The most recent employment report from the Bureau of Labor
Statistics (BLS) shows that the strong job growth from earlier this
year is long gone. Recent months have seen the job market settle
into a pattern of persistently weak gains.
This slow job growth isn't just bad news for people who are out
of work. There are ways this trend hurts the employed as well -- in
particular their finances.
The employment situation
The
BLS reported
80,000 new jobs for the month of June. The unemployment rate
remained at 8.2 percent, because with new people entering the job
market all the time, job growth has to be stronger to make a dent
in the unemployment rate.
Month-to-month, employment numbers can be erratic, but June's
job growth seems to fit into a lengthening trend of sluggish
progress. Prior to June's 80,000 new jobs, the figures were 68,000
for April and 77,000 for May.
June's job growth seems even weaker when you consider that
temporary help agencies accounted for 25,000 of those jobs.

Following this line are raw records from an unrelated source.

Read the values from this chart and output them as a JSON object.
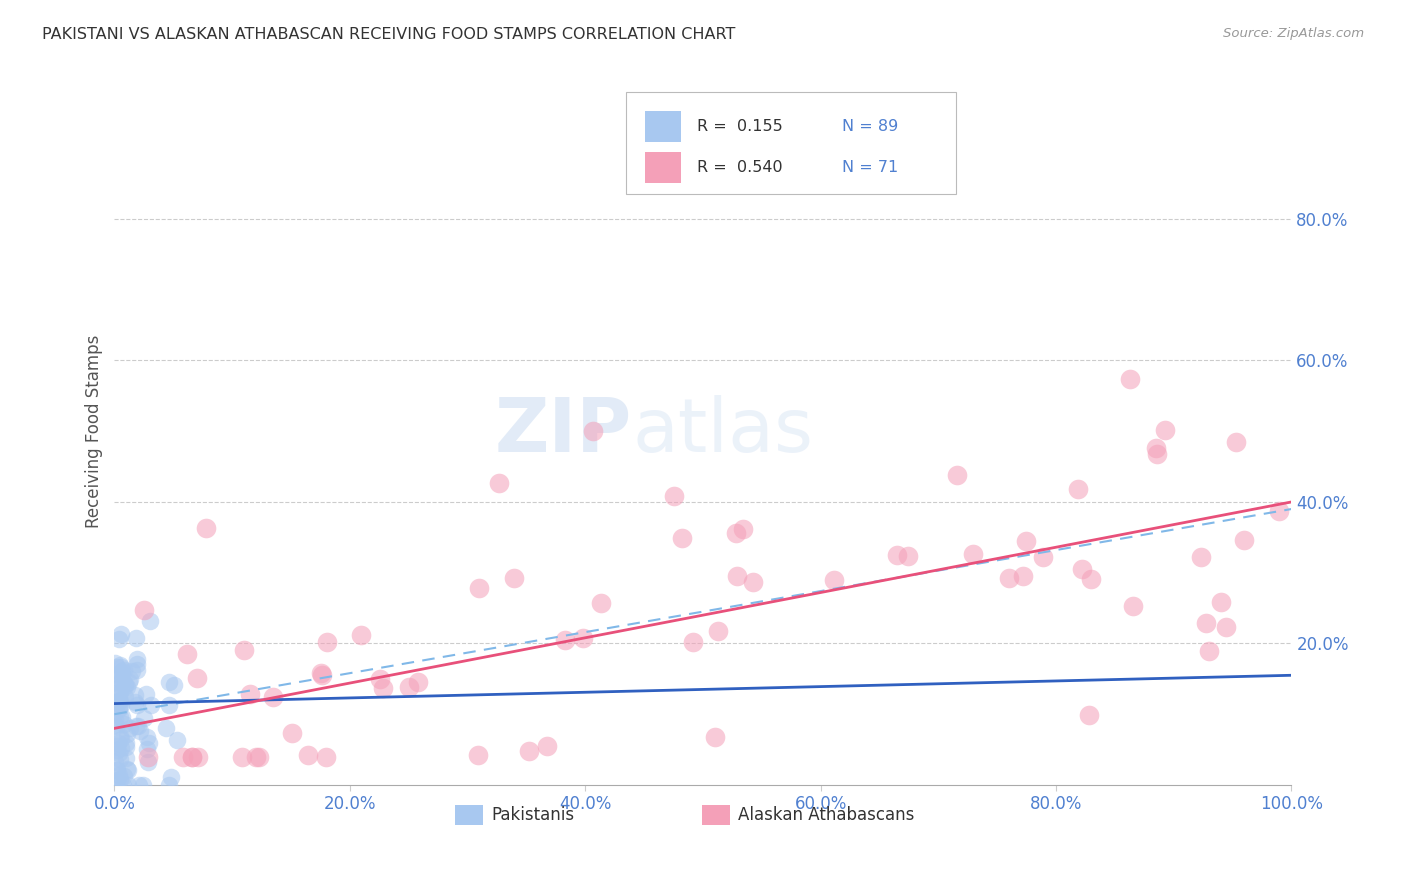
{
  "title": "PAKISTANI VS ALASKAN ATHABASCAN RECEIVING FOOD STAMPS CORRELATION CHART",
  "source": "Source: ZipAtlas.com",
  "ylabel": "Receiving Food Stamps",
  "legend_label1": "Pakistanis",
  "legend_label2": "Alaskan Athabascans",
  "legend_r1": "R =  0.155",
  "legend_n1": "N = 89",
  "legend_r2": "R =  0.540",
  "legend_n2": "N = 71",
  "color_blue": "#A8C8F0",
  "color_pink": "#F4A0B8",
  "line_blue": "#3060C0",
  "line_pink": "#E8507A",
  "line_dash": "#80B8E8",
  "watermark_zip": "ZIP",
  "watermark_atlas": "atlas",
  "background": "#ffffff",
  "grid_color": "#cccccc",
  "tick_color": "#5080D0",
  "title_color": "#333333",
  "ylabel_color": "#555555"
}
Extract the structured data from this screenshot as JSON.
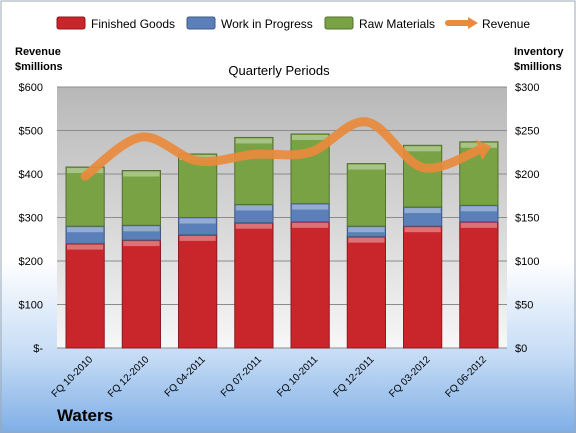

Meanwhile, the manufacturing sector has seen a big step back in job
growth. Manufacturing employment grew by an average of 41,000 a
month in the first quarter of this year, compared to just 10,000 a
month in the second quarter.
Because slow employment growth indicates that fewer people are
going back to work and businesses are reluctant to invest, it means
less new money will be pumped into the economy going forward.
Wider woes
Low employment growth is a direct hardship for people in search
of a job, but it also casts a much wider circle of negative
implications. Here are two prominent ways that a weak job market
can hurt even the employed:
-
Low bank rates will be here for a while.
Savings account, money market and CD rates are all at extremely
low levels already, and while there isn't much farther for them
to fall, the weak economy indicated by the poor jobs report means
those low rates are going to stick around for a while. An
uncertain lending environment gives banks little incentive to
attract new deposits, because they don't have a profitable way of
putting that money to use. The same goes for the shaky investment
environment. Meanwhile, the Federal Reserve has responded to
continued economic weakness by renewing
its commitment to driving interest rates down
to unnaturally low levels.
-
Wage growth will be anemic.
Even if you already have a job, a weak job market can hit you in
the paycheck by watering down the pay raises you earn. When there
is little competition for labor, employers don't need to offer
strong raises. Both employers and employees are aware that there
is probably someone out there who would do a given job for less.
According to the BLS, average wage growth over the past year was
just 2.0 percent, which is barely enough to keep pace with
inflation.
One other impact from the weak employment trend that you can
count on, for better or worse: Jobs will remain front and center as
an issue in this year's presidential campaign.